In May, a couple of millennial Facebook users created a group where members of their generation could pose as baby boomers and post content that pokes fun at them. The group now has over 200,000 members and is making quite a noise on social media, with some accusing it of being condescending to the earlier generation.
The group attracted millennials in droves as members of the generation got a safe space where they could make fun of a generation that characterized them as reckless, fickle, lazy, selfish, entitled, and so on. In the group, members post content that makes fun of boomers’ tendency to make grammar mistakes, their inability to understand technology, social behaviors and ideologies that are “outdated,” etc. “I think this is a good chance to kind of mock and satirize some of the sociocultural constructs that cause [millennials] to be in this position in the first place, me included… Most of the people are just doing it as role play… They’re trying to de-stress,” Robert Snider, a founder of the group, said to New York Post.
However, not everyone is happy with what the group is doing. Many boomers feel that they are being unnecessarily caricatured and stereotyped. A few of them have conveyed their displeasure by commenting on the group’s posts, saying that the content makes them sick. Some believe that the need to make fun of boomers might come from envy. The boomers lived in a time of stable employment and affordable college education. But the millennials don’t fare as well with tuition costs skyrocketing to unaffordable levels and economic uncertainties plaguing the job market. The fact that they grew up in a less comfortable environment and yet get characterized as being selfish seems to have driven many millennials to poke fun at boomers.
“I think that recognizing that, even when we are poking fun at another group in relatively good taste, it still perpetuates stereotypes… So much research trying to show the differences between generations has actually resulted in showing that we’re so much more similar than we think. If we would just realize we all want the same things in life and in society, I think we could start to communicate better,” Dr. Kelly Weeks, who has researched generational characteristics at Rhodes College, said to The Guardian.
Money and generational difference
According to a study conducted by JP Morgan, rich millennials spend more money on experiences like entertainment, travel, dinner, etc., compared to baby boomers who prefer to blow their cash on things. “They [millennials] will vacation in Ibiza with their buddies or fly to New York City for the weekend. They see the richness in the storytelling of having an experience, rather than buying one expensive item,” Andrew Moultrie, who works at a lifestyle brand that targets rich millennials, said in a statement (Business Insider).
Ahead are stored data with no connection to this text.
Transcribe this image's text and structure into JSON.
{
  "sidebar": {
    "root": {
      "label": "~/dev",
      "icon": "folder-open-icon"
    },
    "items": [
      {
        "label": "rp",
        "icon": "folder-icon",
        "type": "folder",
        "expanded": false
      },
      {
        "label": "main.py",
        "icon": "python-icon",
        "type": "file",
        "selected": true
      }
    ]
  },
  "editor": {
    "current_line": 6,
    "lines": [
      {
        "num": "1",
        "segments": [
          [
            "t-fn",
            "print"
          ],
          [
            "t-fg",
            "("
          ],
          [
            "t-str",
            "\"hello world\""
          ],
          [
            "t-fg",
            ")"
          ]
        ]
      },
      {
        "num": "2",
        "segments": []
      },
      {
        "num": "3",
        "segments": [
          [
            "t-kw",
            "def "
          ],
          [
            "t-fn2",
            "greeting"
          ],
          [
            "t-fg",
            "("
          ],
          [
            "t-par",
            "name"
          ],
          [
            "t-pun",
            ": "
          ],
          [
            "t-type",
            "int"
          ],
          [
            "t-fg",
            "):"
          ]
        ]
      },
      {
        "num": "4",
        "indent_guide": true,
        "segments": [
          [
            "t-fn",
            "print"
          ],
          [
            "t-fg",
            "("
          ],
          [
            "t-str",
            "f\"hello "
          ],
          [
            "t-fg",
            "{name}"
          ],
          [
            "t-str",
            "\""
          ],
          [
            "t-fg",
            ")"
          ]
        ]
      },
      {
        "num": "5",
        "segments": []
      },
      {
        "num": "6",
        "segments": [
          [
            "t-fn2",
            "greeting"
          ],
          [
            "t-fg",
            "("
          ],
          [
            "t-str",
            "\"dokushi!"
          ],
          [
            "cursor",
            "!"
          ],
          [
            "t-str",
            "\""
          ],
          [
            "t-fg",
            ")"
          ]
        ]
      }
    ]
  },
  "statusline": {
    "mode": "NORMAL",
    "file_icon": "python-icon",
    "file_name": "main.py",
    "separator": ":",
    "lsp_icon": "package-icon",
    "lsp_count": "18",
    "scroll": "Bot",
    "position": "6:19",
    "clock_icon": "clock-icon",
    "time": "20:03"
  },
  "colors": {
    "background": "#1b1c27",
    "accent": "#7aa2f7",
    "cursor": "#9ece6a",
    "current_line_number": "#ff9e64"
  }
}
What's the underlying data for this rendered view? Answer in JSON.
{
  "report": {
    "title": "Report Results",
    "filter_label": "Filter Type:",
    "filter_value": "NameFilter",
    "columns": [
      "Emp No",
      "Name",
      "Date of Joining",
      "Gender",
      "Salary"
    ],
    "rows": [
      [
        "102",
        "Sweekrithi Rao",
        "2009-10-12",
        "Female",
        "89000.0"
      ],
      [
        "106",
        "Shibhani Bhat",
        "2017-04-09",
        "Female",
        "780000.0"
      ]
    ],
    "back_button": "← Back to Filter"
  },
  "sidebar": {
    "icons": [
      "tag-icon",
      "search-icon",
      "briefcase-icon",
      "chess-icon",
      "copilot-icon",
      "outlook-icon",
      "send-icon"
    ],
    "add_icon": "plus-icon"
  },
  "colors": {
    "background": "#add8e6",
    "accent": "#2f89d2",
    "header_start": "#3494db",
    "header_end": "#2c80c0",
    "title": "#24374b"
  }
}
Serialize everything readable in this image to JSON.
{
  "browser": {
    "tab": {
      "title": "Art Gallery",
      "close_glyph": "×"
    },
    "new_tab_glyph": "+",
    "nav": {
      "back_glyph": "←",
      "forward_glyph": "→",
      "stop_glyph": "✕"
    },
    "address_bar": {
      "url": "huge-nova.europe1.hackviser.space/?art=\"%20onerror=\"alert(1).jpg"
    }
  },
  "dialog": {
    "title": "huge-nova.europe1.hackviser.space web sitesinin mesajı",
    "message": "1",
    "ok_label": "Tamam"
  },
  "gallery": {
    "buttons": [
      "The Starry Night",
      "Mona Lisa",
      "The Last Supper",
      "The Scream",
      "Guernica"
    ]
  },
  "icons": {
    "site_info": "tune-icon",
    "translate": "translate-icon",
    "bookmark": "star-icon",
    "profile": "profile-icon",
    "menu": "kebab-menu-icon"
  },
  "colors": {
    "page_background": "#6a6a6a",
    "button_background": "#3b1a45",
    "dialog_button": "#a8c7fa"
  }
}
The attitude toward money is also different among the two generations. A report by Boston Private shows that while 26 percent of baby boomers defined wealth as power, a massive 46 percent of millennials do not hold this view. While the older generation looked at wealth from the perspective of security, the younger ones associated wealth with fulfillment at work and life. Millennials tend to flaunt their money on social media. In contrast, boomers generally keep details of their wealth private. Millennials are also more likely to spend money on luxury goods, largely due to the popularity of online shopping.